Михаил подержал конверт в руках, словно раздумывая, как ему поступить сейчас, сказал:
— Отказываешься, значит, от денег?
— Я не отказываюсь. Это просто для нее. А мне ничего не нужно. Если ее нет — зачем мне деньги? Глупо же, правда?
Михаил пожал плечами, сказал:
— Ну ладно. Посмотрим…
И как только он сказал это, Ипатьев поднялся из-за стола, снова быстро заговорил:
— Жаль, не повидал ее. Ну, в другой раз… Ты скажи — я жду ее. Деньги передай. А я… что ж… я пойду, Михаил. Извини, задержался у тебя. Не думал, что так получится.

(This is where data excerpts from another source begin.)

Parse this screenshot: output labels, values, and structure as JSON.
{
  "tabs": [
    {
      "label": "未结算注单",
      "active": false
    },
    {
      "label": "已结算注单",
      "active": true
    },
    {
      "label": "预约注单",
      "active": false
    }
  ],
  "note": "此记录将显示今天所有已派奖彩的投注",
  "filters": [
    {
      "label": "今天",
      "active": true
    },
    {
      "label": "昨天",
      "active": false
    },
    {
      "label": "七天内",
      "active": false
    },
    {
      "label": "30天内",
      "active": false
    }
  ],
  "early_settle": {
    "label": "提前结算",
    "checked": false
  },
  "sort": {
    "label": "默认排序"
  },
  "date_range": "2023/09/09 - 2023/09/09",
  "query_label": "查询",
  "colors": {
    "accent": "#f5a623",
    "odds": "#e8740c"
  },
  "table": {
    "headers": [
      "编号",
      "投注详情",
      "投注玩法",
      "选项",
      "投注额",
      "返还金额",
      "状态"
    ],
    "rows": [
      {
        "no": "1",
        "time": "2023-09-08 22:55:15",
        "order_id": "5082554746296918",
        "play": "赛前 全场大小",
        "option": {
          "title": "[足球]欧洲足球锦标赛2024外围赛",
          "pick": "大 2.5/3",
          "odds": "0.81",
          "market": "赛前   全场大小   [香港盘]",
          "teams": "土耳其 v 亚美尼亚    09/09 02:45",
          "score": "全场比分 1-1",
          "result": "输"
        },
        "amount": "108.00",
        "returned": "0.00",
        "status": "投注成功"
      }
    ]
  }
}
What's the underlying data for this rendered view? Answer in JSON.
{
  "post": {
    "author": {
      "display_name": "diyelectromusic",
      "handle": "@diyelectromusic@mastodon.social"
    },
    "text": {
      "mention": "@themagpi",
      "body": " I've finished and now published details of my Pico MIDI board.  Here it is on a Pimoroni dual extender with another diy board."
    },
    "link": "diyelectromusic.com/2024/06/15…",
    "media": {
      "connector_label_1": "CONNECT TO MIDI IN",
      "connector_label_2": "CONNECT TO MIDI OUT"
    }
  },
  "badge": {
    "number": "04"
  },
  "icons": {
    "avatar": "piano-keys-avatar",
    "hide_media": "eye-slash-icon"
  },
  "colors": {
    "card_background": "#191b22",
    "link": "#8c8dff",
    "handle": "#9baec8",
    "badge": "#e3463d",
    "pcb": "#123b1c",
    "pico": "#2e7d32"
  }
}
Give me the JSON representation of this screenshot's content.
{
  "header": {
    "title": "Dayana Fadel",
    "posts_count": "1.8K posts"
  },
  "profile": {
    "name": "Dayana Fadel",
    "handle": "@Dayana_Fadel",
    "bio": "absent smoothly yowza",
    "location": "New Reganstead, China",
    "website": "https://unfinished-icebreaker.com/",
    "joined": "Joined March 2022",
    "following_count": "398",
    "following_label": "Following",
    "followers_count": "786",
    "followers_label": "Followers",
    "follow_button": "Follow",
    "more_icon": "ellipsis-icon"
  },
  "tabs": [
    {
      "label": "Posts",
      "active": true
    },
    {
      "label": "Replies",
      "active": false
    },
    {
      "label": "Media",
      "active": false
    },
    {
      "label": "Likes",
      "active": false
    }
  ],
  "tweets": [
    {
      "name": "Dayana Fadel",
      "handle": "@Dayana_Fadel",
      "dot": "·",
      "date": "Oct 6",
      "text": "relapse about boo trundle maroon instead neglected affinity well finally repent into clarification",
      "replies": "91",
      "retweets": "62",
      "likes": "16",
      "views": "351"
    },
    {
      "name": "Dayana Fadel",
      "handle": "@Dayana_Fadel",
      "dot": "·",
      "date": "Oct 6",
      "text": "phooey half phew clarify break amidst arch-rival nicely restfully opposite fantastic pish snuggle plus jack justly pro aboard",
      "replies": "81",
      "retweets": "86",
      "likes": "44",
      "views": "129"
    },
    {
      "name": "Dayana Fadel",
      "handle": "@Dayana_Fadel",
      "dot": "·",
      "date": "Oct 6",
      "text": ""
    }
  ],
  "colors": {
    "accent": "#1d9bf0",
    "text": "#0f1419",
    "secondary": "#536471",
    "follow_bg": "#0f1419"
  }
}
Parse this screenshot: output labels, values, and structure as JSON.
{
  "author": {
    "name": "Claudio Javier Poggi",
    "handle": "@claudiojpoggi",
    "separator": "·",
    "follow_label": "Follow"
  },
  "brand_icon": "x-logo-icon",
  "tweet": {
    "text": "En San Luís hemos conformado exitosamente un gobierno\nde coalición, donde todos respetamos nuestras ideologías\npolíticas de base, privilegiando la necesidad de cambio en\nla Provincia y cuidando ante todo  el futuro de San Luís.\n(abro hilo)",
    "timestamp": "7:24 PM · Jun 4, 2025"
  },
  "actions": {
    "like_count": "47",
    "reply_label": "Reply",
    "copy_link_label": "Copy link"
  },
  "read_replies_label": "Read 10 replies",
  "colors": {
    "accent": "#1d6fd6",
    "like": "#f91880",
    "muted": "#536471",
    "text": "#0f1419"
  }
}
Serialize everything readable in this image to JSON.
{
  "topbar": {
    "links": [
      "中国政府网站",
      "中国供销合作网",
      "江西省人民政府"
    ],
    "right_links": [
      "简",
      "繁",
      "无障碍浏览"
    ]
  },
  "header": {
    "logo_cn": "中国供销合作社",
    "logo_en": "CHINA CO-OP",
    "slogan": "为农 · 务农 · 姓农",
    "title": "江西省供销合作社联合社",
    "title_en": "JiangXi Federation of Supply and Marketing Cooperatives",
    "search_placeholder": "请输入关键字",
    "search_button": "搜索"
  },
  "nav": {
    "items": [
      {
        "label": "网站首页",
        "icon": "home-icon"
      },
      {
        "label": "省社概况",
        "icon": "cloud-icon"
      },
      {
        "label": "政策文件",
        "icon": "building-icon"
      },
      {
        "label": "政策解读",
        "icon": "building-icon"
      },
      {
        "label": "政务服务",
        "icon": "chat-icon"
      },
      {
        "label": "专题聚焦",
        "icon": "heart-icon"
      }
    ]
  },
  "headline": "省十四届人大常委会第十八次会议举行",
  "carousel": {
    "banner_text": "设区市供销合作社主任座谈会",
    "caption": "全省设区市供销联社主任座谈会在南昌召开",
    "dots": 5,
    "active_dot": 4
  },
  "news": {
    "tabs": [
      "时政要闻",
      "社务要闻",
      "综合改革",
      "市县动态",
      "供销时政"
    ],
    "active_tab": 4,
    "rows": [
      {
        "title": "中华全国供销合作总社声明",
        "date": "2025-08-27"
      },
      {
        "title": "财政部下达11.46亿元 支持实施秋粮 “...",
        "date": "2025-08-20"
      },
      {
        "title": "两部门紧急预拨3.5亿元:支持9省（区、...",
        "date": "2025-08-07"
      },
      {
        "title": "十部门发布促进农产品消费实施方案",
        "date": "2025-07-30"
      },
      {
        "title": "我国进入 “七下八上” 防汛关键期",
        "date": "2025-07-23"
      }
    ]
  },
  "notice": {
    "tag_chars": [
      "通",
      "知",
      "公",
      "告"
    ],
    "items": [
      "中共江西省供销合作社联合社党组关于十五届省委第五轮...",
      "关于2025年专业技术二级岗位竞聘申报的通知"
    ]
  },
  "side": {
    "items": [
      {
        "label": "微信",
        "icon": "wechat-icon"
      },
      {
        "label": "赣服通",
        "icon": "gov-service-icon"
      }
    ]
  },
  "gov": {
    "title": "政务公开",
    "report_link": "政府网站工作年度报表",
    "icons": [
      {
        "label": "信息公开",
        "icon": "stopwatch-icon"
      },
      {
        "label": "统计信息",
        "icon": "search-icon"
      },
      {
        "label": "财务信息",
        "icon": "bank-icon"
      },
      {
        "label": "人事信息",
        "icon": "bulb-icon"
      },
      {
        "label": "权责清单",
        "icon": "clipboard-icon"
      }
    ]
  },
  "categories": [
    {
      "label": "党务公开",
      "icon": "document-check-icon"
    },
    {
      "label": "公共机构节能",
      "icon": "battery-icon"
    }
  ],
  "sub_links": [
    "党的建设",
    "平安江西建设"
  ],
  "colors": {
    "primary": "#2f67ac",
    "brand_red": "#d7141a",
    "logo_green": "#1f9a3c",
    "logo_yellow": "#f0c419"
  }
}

Извини…
Михаил тоже поднялся из-за стола, проводил Ипатьева до двери.
— Ну, будь здоров, Гена! — пожал он ему руку.
— До свиданья! — с чувством ответил Ипатьев и почти бегом ринулся по лестнице вниз…
Он шел по городу, чуть ли не бежал по его улицам, и так ему было тошно, так тяжко, что ну просто никакого выхода… Душа его будто окаменела, он ждал, чтобы там немного отпустило, расправилась бы какая-нибудь пружинка, расслабилась чуть, но там, наоборот, словно сжался тугой жгут, который жестко, до боли перехватил все внутренности, Ипатьев даже задыхался, ему не хватало воздуха, хотелось вдохнуть поглубже, посвободней — нельзя было, не получалось…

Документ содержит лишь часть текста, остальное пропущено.